Another method of high-throughput screening of a material with application of mechanical stimulus is disclosed in the US Patent Application US2009/0088342. This method simultaneously applies a force or displacement to an array of specimens located at flexible (polymer) membrane via adjustable pressure of a fluid on the other side of that force-transfer membrane. The method however, is only feasible for very small samples, such as for microsystems, requiring use of flexible and optically transparent substrates, bonding by an adhesive (which properties and contribution to the signal are not known), and uses a very simplified elastic theory for membranes deflection. This requires additional numerical modeling because the strain and stress distributions cannot be measured without assumption of linear elasticity of the material and the substrate at the same time. The reported observed errors in strain of 50-90% vs. average do not allow a unique determination of any relevant material property, as every specimen is subjected to a non-uniform stimulus and with unknown contribution from the device and substrate themselves.
In another example of U.S. Pat. No. 9,683,267, a method of in vitro testing of a specimen is disclosed, aimed on creation of a proper mechano-regulative index in the specimen by means of introduction of a controlled size orifice in the specimen test chamber to have respectively controlled fluid flow in and out of the chamber, where the fluid is further being analysed. However, this method requires prior knowledge of the specimen's mechanical properties such as elastic modulus, requires that the specimen deformation is purely elastic and assumes full linearity of the material behavior as otherwise the mechano-regulative index is not possible to calculate. Thus this method is incapable for measurement of specimen properties.
Yet another example in U.S. Pat. No. 6,772,642 presents a high-throughput mechanical testing device, used for combinatory screening purposes of two or more specimens at once. Its application, however, is limited to flexible polymer substrates and a very simple linear elastic theory for membranes deformation. This method is silent about the outputs in case the specimen is not homogeneous, if it behaves in a non-linear way and/or undergoes some transformations affected by the loading history.

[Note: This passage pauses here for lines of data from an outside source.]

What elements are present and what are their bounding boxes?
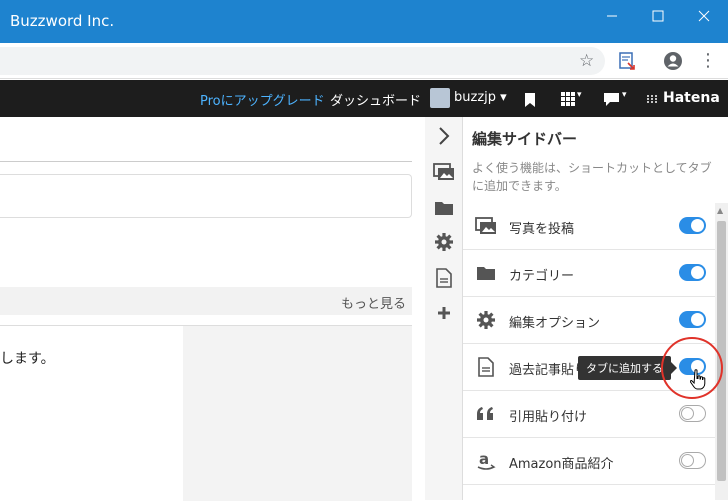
more-link[interactable]: もっと見る: [341, 293, 406, 312]
notification-icon[interactable]: [603, 92, 620, 107]
editor-content[interactable]: します。: [0, 325, 412, 501]
sidebar-item-list: 写真を投稿カテゴリー編集オプション 過去記事貼り 引用貼り付け a Amazon商品紹介: [463, 203, 715, 485]
username: buzzjp: [454, 90, 497, 105]
sidebar-item-label: カテゴリー: [509, 269, 575, 284]
window-titlebar: Buzzword Inc.: [0, 0, 728, 43]
photo-icon[interactable]: [433, 161, 455, 183]
apps-grid-icon[interactable]: [560, 91, 576, 107]
sidebar-item[interactable]: 編集オプション: [463, 297, 715, 344]
sidebar-icon-rail: [425, 117, 463, 500]
toggle-knob: [691, 266, 704, 279]
gear-icon[interactable]: [433, 231, 455, 253]
upgrade-link[interactable]: Proにアップグレード: [200, 90, 325, 109]
tab-toggle-switch[interactable]: [679, 452, 706, 469]
amazon-icon: a: [475, 450, 497, 472]
hatena-logo-icon: [647, 95, 659, 103]
extension-icon[interactable]: [617, 51, 637, 71]
chevron-right-icon[interactable]: [433, 125, 455, 147]
document-icon[interactable]: [433, 267, 455, 289]
browser-toolbar: ☆ ⋮: [0, 43, 728, 79]
sidebar-scrollbar[interactable]: ▲: [715, 203, 728, 500]
quote-icon: [475, 403, 497, 425]
chevron-down-icon[interactable]: ▾: [622, 90, 627, 100]
dashboard-link[interactable]: ダッシュボード: [330, 90, 421, 109]
hand-cursor-icon: [690, 369, 706, 390]
editor-body-text: します。: [0, 351, 55, 367]
tab-toggle-switch[interactable]: [679, 311, 706, 328]
editor-main: もっと見る します。: [0, 117, 425, 501]
toggle-knob: [681, 453, 694, 467]
document-icon: [475, 356, 497, 378]
more-bar: もっと見る: [0, 287, 412, 315]
gear-icon: [475, 309, 497, 331]
hatena-global-nav: Proにアップグレード ダッシュボード buzzjp ▾ ▾ ▾ Hatena: [0, 80, 728, 117]
sidebar-item-label: 引用貼り付け: [509, 410, 588, 425]
hatena-brand[interactable]: Hatena: [663, 90, 720, 106]
minimize-icon[interactable]: [589, 0, 635, 32]
sidebar-item-label: Amazon商品紹介: [509, 457, 614, 472]
add-to-tab-tooltip: タブに追加する: [578, 356, 677, 380]
editor-side-column: [183, 326, 412, 501]
editor-input-box[interactable]: [0, 174, 412, 218]
chevron-down-icon[interactable]: ▾: [577, 90, 582, 100]
toggle-knob: [691, 313, 704, 326]
toggle-knob: [681, 406, 694, 420]
plus-icon[interactable]: [433, 302, 455, 324]
photo-icon: [475, 215, 497, 237]
folder-icon: [475, 262, 497, 284]
sidebar-item-label: 編集オプション: [509, 316, 601, 331]
avatar[interactable]: [430, 88, 450, 108]
sidebar-item[interactable]: カテゴリー: [463, 250, 715, 297]
sidebar-description: よく使う機能は、ショートカットとしてタブに追加できます。: [472, 161, 712, 193]
toggle-knob: [691, 219, 704, 232]
title-underline: [0, 161, 412, 162]
scrollbar-thumb[interactable]: [717, 221, 726, 481]
sidebar-title: 編集サイドバー: [472, 130, 578, 148]
user-menu[interactable]: buzzjp ▾: [454, 90, 507, 105]
svg-text:a: a: [479, 451, 489, 468]
edit-sidebar: 編集サイドバー よく使う機能は、ショートカットとしてタブに追加できます。 写真を…: [463, 117, 728, 500]
menu-kebab-icon[interactable]: ⋮: [699, 50, 717, 71]
sidebar-item-label: 写真を投稿: [509, 222, 575, 237]
folder-icon[interactable]: [433, 197, 455, 219]
address-field[interactable]: [0, 47, 605, 75]
maximize-icon[interactable]: [635, 0, 681, 32]
account-icon[interactable]: [663, 51, 683, 71]
sidebar-item[interactable]: 写真を投稿: [463, 203, 715, 250]
close-icon[interactable]: [681, 0, 727, 32]
tab-toggle-switch[interactable]: [679, 264, 706, 281]
sidebar-item-label: 過去記事貼り: [509, 363, 588, 378]
tab-toggle-switch[interactable]: [679, 405, 706, 422]
window-title: Buzzword Inc.: [10, 12, 115, 30]
sidebar-item[interactable]: 引用貼り付け: [463, 391, 715, 438]
bookmark-icon[interactable]: [523, 92, 537, 108]
scroll-up-icon[interactable]: ▲: [717, 206, 723, 215]
sidebar-item[interactable]: a Amazon商品紹介: [463, 438, 715, 485]
bookmark-star-icon[interactable]: ☆: [579, 51, 594, 71]
tab-toggle-switch[interactable]: [679, 217, 706, 234]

None of known or above presented mechanical, biomechanical or combined methods is capable to measure and evaluate time-invariant properties of biomaterials (whether with cells as ATMP or as a part of hybrid products) simultaneously in one test from a single specimen. There is no single mechanical test which is able to get simultaneously a spectrum of time-invariant materials functions including e.g. aggregate modulus, slope modulus, dynamic modulus, alpha-value spectrum, viscostiffness spectrum, permeability, permittivity, characteristic times, intrinsic modulus and viscosity spectra, effective channel size for fluid transport, etc., without application of the fluid pressure gradient and without assumption of some simplified material model.